EMR market to grow even without carrot

"Growth will continue at approximately 13.4 percent for 2015-2019."
By Bernie Monegain
09:54 AM

The $25 billion EMR market will continue to grow even after the government incentives for doctors and hospitals to go digital have vanished, according to an "EMR 2015: The Market for Electronic Medical Records," a new report from research firm Kalorama Information.

"Expect a fair amount of competition and stable growth next few years, without incentives boosting the market," said Bruce Carlson, publisher of Kalorama Information, in a statement. "Eventually, there will be market saturation, but this is a bit of a way off, especially in emerging markets."

Moreover, Kalorama forecasts the market will continue to grow well past the period where there are incentives for healthcare providers. Penalties, system upgrades, international sales and continued efficiency improvements will grow the market 7 percent to 8 percent each year for the next five years, according to the report. The market for EMR systems continues to increase as more physicians and hospitals use EMRs and acquire EMR systems, and as hospitals and physician groups upgrade existing systems.

[See also: GAO hits EHR Incentive Program hard.]

Incentives for EMR use are one driver for the market, but there is also, starting in 2015, a penalty for not using EMR, researchers point out. There are two components to the ARRA' EMR incentive programs: One is positive or 'carrot' to encourage conversion, and the second is a 'stick' to discourage paper records over time. Those physicians who do not adopt EMRs by 2015 will face a reduction of 1 percent in their Medicare payments, increasing to a 2 percent reduction in 2016 and a 3 percent reduction in 2017 and beyond.

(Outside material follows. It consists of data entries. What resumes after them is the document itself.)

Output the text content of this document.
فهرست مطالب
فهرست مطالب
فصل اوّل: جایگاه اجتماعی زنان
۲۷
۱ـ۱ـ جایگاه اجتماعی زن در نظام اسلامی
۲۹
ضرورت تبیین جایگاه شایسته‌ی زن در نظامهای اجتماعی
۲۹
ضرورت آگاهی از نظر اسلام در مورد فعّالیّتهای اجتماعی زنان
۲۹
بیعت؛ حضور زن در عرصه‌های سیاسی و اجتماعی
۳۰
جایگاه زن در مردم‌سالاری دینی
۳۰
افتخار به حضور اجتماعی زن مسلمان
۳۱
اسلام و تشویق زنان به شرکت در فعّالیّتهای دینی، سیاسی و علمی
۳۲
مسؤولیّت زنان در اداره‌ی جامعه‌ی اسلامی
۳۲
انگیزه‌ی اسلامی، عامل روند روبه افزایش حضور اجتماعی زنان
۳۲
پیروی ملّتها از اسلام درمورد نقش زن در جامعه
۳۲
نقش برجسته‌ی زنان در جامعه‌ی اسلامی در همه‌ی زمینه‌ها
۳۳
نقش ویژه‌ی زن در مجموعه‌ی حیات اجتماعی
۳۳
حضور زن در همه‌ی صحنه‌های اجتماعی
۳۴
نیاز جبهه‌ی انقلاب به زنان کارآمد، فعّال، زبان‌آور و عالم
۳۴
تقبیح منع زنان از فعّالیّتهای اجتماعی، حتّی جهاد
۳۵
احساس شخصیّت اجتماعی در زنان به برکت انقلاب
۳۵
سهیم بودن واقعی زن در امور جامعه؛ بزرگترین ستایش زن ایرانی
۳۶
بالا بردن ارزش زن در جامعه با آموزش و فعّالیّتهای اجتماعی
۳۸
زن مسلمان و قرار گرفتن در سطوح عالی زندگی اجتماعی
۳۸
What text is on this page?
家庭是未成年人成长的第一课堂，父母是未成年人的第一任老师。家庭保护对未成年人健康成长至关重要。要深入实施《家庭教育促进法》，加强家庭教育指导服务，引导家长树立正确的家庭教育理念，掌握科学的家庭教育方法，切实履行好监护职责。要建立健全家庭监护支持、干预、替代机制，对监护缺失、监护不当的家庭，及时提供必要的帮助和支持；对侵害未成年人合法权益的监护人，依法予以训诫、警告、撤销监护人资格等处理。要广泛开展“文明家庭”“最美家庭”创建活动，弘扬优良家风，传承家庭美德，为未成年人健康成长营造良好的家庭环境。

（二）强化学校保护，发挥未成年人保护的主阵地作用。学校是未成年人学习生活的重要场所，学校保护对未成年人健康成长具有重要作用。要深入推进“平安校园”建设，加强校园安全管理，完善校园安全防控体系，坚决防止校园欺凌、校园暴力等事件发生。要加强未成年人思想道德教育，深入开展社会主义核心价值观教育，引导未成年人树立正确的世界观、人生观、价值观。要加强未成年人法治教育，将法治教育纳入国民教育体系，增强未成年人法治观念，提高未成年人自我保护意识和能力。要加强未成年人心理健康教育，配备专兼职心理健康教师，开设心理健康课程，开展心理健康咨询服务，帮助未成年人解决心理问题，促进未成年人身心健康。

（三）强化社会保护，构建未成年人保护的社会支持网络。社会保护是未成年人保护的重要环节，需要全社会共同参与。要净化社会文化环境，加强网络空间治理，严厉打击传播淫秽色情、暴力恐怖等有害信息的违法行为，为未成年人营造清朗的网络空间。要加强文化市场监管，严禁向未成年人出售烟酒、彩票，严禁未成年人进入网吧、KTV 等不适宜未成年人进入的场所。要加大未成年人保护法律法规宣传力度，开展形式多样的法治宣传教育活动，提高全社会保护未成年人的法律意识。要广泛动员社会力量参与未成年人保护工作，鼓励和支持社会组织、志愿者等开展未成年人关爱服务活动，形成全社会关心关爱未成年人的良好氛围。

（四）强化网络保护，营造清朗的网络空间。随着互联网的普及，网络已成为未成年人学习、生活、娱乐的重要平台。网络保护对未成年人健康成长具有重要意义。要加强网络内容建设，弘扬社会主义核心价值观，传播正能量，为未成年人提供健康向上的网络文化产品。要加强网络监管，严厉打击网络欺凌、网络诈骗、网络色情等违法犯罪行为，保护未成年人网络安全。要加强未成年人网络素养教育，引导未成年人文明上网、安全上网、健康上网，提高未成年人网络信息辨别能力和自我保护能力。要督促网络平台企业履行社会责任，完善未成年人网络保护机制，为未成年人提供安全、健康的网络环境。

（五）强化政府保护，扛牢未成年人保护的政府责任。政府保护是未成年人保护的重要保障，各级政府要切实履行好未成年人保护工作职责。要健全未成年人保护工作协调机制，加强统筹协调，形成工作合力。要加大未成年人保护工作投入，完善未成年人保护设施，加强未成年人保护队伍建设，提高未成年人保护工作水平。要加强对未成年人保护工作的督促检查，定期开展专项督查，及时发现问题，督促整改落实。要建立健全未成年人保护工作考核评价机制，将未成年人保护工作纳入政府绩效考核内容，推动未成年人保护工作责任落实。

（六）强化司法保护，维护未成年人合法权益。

The incentive has prompted increased EMR use among physicians, the group vendors and the government have been targeting, the report notes. Initially the market was boosted from $6.7 billion in incentive payments to physicians as of 2014.

"Growth rates were impressive in 2012-2014, averaging 16 percent," write Kalorama researchers. "Growth will continue at approximately 13.4 percent for 2015-2019 as the 'carrot' of incentives tempts physicians but most importantly as the 'stick' of penalties threaten to impact 2015 revenues.

"As we concluded in 2012 and 2013 (report), Kalorama continues to believe that fear of reimbursement loss will end up driving adoption more than incentives for extra reimbursement, and our forecasts continue to reflect this observation," Carlson said.

The report projects continued business for the software and systems sold by companies like Cerner, McKesson, Epic and Allscripts. Training and upgrading, optimization and ongoing support will be growth areas for vendors.

Kalorama expects consumers will create market growth by either switching their current EMR for a different one or upgrading as technology advances.

[See also: EHR users unhappy, many switching.]

Kalorama's report sindicates that approximately 80 percent of the implementation work is spent on issues of change management, while only 20 percent is spent on technical issues related to the technology itself. Such organizational and social issues include restructuring workflows, dealing with physicians' resistance to change, as well as IT personnel's resistance to design and implementation flexibility needed in the complex healthcare environment.